The rise of organized attempts to censor school curricula and materials available in school libraries is proving to be a fertile training ground for a new generation of student activists. Facing the removal of books about LGBTQ+ and BIPOC experiences, students are demanding the right to read in schools across the country. Nowhere is this truer than in Texas, a state where equal access to a range of stories has been under attack for years.
In 2019, freshman Cameron Samuels, a student in the Katy Independent School District, attempted to access the Advocate, a longstanding LGBTQ+ news magazine, using a school computer. The page was blocked, according to the message on the screen, because of “Alternative sexual lifestyles (GLBT).” Two years later, Samuels tried to access the Trevor Project, an organization focused on suicide prevention for queer youth. Samuels was blocked again. This time, they took their frustration to a school board meeting where they were the sole voice contesting internet filtering in the district. The ACLU filed a complaint on Samuels’s behalf, leading to the lifting of filters in district high schools.

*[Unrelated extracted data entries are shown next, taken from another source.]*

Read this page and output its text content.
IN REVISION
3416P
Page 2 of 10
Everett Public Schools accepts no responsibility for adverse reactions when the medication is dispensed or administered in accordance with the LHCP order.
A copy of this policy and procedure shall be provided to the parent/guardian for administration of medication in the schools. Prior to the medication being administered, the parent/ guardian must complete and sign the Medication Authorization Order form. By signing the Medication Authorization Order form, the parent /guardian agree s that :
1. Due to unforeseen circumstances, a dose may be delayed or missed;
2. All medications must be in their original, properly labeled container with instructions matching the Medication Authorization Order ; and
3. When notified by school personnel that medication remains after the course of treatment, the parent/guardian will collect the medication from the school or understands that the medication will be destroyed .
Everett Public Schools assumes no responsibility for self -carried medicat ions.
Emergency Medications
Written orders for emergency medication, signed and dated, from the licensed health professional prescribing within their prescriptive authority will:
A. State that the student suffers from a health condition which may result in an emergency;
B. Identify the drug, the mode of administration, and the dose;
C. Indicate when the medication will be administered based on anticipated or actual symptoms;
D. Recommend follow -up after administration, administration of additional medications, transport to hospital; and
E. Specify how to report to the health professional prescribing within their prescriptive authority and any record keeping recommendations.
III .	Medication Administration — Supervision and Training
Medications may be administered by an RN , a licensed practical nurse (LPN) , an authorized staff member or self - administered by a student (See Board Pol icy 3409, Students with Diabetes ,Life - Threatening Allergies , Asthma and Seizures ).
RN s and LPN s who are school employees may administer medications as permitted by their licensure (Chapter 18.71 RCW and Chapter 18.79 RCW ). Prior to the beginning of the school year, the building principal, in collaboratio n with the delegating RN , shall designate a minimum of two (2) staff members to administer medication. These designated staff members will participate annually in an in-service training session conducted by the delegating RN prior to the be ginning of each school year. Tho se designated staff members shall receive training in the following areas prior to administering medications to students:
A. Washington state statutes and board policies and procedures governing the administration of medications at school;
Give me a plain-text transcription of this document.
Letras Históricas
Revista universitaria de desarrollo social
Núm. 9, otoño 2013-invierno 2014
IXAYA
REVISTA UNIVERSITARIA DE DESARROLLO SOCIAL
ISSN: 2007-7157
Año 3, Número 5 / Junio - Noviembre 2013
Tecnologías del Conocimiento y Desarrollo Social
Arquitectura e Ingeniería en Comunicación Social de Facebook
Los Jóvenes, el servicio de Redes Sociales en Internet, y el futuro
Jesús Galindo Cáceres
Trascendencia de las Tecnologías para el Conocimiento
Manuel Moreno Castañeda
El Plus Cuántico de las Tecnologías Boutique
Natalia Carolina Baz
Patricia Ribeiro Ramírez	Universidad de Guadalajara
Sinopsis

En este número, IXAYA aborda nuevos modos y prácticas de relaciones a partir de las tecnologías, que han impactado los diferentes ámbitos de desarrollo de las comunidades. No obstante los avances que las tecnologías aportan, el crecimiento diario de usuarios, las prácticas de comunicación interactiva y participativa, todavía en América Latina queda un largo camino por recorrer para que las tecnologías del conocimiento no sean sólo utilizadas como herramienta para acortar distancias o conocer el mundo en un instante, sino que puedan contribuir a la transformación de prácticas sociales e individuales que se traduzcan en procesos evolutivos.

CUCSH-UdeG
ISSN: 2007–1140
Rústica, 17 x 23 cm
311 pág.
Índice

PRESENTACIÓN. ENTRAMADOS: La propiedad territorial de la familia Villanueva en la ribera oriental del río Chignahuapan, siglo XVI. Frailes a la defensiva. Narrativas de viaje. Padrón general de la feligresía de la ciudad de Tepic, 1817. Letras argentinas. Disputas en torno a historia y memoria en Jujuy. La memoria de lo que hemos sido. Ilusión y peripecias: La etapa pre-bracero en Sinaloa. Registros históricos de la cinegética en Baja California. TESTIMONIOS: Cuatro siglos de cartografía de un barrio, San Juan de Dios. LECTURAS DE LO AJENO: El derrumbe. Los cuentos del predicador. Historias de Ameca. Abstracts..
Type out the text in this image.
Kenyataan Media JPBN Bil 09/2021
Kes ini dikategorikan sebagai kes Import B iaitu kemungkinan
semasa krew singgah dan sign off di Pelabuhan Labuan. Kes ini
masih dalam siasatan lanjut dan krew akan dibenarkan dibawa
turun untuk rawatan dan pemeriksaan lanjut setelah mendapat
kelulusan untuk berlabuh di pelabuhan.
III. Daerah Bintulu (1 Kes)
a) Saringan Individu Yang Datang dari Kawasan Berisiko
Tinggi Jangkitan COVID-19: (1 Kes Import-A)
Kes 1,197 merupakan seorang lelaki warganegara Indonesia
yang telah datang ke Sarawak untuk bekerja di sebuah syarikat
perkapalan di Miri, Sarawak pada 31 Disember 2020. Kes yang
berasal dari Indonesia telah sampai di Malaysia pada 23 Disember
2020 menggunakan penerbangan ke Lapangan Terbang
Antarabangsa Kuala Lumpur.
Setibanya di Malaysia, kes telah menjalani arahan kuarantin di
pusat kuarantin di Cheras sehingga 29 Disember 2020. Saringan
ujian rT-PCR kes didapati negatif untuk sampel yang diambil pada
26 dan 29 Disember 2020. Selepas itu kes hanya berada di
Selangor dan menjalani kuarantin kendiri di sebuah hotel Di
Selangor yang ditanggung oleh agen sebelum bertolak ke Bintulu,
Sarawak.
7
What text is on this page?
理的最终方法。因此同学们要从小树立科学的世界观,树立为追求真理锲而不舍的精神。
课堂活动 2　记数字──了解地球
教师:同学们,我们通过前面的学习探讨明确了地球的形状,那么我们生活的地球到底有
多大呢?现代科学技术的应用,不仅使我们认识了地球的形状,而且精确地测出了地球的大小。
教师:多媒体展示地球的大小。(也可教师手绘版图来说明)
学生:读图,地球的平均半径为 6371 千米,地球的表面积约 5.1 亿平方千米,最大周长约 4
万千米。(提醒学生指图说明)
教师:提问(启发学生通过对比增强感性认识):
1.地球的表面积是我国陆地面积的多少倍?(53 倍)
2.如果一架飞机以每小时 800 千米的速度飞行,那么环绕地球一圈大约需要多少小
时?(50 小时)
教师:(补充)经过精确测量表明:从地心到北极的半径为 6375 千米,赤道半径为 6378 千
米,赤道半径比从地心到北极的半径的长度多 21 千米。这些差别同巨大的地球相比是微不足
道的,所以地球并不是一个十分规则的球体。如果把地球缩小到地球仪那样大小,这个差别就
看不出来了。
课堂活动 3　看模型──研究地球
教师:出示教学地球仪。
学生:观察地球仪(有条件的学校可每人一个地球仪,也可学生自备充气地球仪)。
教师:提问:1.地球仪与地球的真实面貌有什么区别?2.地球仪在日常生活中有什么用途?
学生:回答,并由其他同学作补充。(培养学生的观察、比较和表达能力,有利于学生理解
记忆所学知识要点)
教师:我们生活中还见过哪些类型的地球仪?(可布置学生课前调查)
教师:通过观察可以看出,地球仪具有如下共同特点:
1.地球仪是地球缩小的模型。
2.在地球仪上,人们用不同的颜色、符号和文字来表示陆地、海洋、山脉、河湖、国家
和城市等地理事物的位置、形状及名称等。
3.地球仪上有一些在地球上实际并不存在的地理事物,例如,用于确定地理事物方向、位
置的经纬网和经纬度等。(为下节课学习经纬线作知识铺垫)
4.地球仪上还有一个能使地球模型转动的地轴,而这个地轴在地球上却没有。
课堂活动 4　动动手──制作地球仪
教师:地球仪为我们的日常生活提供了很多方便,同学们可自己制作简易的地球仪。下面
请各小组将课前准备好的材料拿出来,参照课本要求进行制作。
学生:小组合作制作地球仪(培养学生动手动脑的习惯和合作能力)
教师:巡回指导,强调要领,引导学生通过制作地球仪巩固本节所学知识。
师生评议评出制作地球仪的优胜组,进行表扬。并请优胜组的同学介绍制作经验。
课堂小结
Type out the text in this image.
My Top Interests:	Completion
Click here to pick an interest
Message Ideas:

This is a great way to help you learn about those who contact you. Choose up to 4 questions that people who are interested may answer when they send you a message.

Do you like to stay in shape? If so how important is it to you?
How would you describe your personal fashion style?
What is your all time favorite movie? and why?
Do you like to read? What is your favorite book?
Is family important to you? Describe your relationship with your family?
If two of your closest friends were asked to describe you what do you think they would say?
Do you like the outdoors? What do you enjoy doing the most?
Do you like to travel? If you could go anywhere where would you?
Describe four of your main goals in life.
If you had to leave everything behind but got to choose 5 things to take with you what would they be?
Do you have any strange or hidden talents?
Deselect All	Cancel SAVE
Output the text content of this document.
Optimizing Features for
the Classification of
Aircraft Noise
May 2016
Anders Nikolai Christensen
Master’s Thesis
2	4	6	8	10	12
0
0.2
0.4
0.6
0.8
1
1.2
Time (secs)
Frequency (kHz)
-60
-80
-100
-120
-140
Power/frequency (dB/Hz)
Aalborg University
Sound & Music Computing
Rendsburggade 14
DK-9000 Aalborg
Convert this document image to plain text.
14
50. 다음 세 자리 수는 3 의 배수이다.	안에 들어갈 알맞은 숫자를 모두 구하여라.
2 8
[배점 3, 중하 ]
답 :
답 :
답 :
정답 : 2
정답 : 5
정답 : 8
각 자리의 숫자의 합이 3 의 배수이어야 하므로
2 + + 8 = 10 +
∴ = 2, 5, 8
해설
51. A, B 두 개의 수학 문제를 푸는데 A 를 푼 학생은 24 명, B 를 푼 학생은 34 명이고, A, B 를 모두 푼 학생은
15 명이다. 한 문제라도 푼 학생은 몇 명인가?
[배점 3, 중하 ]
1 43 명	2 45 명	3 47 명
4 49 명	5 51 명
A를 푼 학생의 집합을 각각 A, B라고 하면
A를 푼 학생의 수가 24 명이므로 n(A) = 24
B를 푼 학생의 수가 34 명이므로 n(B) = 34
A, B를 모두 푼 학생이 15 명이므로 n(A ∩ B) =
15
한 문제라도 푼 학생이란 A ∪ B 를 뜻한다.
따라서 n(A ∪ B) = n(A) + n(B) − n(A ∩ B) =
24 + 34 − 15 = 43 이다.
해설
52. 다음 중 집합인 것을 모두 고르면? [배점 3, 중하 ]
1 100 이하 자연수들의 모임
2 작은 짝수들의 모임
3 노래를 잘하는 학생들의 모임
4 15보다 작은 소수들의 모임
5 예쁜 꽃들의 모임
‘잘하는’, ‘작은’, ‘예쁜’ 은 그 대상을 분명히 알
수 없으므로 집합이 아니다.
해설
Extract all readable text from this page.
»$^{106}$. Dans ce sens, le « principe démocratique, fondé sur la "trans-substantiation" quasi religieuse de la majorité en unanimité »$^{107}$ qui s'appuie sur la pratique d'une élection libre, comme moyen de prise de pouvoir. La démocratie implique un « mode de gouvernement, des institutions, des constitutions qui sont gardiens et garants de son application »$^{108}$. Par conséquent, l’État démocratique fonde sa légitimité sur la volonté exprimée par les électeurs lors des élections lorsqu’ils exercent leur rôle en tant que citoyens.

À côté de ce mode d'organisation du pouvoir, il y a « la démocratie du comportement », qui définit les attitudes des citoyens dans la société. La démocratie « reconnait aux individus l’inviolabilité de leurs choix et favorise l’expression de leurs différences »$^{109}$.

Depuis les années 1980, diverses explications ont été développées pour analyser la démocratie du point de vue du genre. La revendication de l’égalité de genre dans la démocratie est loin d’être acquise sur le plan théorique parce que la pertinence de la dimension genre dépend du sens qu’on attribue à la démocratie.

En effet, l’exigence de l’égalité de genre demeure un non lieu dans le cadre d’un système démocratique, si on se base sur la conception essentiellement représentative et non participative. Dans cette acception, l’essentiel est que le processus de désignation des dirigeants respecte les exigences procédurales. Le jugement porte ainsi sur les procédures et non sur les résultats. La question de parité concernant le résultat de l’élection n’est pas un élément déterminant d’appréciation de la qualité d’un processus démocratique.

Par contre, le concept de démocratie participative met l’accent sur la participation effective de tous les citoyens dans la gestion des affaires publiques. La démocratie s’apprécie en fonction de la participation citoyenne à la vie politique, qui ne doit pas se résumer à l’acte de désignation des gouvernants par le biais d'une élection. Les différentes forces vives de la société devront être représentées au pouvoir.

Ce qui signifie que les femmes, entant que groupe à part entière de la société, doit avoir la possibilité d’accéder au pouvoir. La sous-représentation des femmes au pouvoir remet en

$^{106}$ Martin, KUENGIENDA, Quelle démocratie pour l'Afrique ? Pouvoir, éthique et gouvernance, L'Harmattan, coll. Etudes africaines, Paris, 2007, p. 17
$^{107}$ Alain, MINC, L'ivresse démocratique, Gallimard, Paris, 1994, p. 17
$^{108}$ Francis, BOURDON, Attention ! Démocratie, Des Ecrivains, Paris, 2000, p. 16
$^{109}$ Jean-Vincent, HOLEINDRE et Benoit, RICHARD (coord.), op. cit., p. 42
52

When Samuels spoke at that board meeting, conditions had changed. Internet filtering continued to be an issue, but books had become the primary target of organized extremists. Attempts to censor and restrict access to LGBTQ+ stories are not new, but their quantity and intensity have rapidly increased in recent years. Between 2020 and 2021, the American Library Association documented 729 book ban attempts, over five times more than the previous year. That number doubled again in 2022, and Texas was home to more book bans than any other state.
Samuels began to build a larger and louder student voice in the district. “I tapped into already established networks that were already passionate,” Samuels told Truthout. Student clubs for creative writing, reading groups and the Gay-Straight Alliance were their first targets. “These were groups that already had leaders,” Samuels said.
Over the next few months of organizing, Samuels and their fellow activists packed school board meetings (Samuels never testified alone again), lobbied for the right to read at the Texas legislature as part of Students Engaged in Advancing Texas, and distributed hundreds of copies of banned books to students in the school district.
At a March school board meeting, community members showed up in big numbers to defend challenged books, particularly Art Spiegelman’s Maus, Toni Morrison’s Beloved and Mike Curato’s Flamer. Maus remained on library shelves throughout the district while Flamer and Beloved were restricted to high school. Samuels’s work also turned up a spreadsheet of titles that organized censors were using to guide their work in the state, clarifying the scope of the threat to the public. In 2022, Samuels served as the first Youth Honorary Chair for Banned Books Week.
The lessons that Samuels and their fellow student activists learned — namely that it takes an organized community of people to take effective action — are being applied throughout the state.
Da’Taevyon Daniels, a rising junior in nearby Euless, Texas, joined the National Coalition Against Censorship’s (NCAC) Student Advocates for Speech and began organizing against book bans in the Dallas-Fort Worth area. After completing cohort training with NCAC, Daniels went to a room the size of a small closet that constituted his school library. His school had hardly any books at all.
“We were like, ‘We don’t really have any of these books that are being banned or challenged,” Daniels says. “We are being taken out of the picture and we haven’t even been put in it yet.” What started as just Daniels’s movement expanded rapidly, starting with a few close friends. Those five to six grew to 15 “after I bought everybody pizza,” Daniels told Truthout.
Then the group planned their first action. During Banned Books Week in October 2022, a national campaign that highlights the problem of censorship, the group put together posters highlighting books and authors under attack by extremists in the state and plastered the school hallways with them.
The posters couldn’t be missed. When the principal asked the group to pull down some of the images, ostensibly to make room for promotions from other student clubs, “I said no, we are not going to do that,” Daniels recounted. The group had strategically left space between each poster. “We posted, skipped a board, posted, skipped a board,” said Daniels. “We shut that down immediately.”
In the 24-hour flurry that followed, Daniels says attention and engagement ballooned. When the week started, Daniels estimates he had 20 to 40 students involved. A petition at the end of the week had signatures from 150 people demanding that the posters stay up through the week, and they did. Nothing builds a movement like a win.
Both Samuels and Daniels acknowledge that the movement for free access to ideas in Texas requires full and sustained support from adults. That support can be driving students who are too young to be behind the wheel to events, buying poster board and markers and other sign making supplies, or agreeing to serve as the adult sponsor for banned book clubs in schools. Samuels emphasized the need for financial support, noting that, “You’re the ones who make the money!”
For Daniels, it’s also about who gets to be in charge. “You’re the ones who are in power right now,” he said. “You have the power to vote and the power to make decisions.”
The reminder is an important one for adults looking to support these movements: Demonstrate material solidarity — and then get out of the way.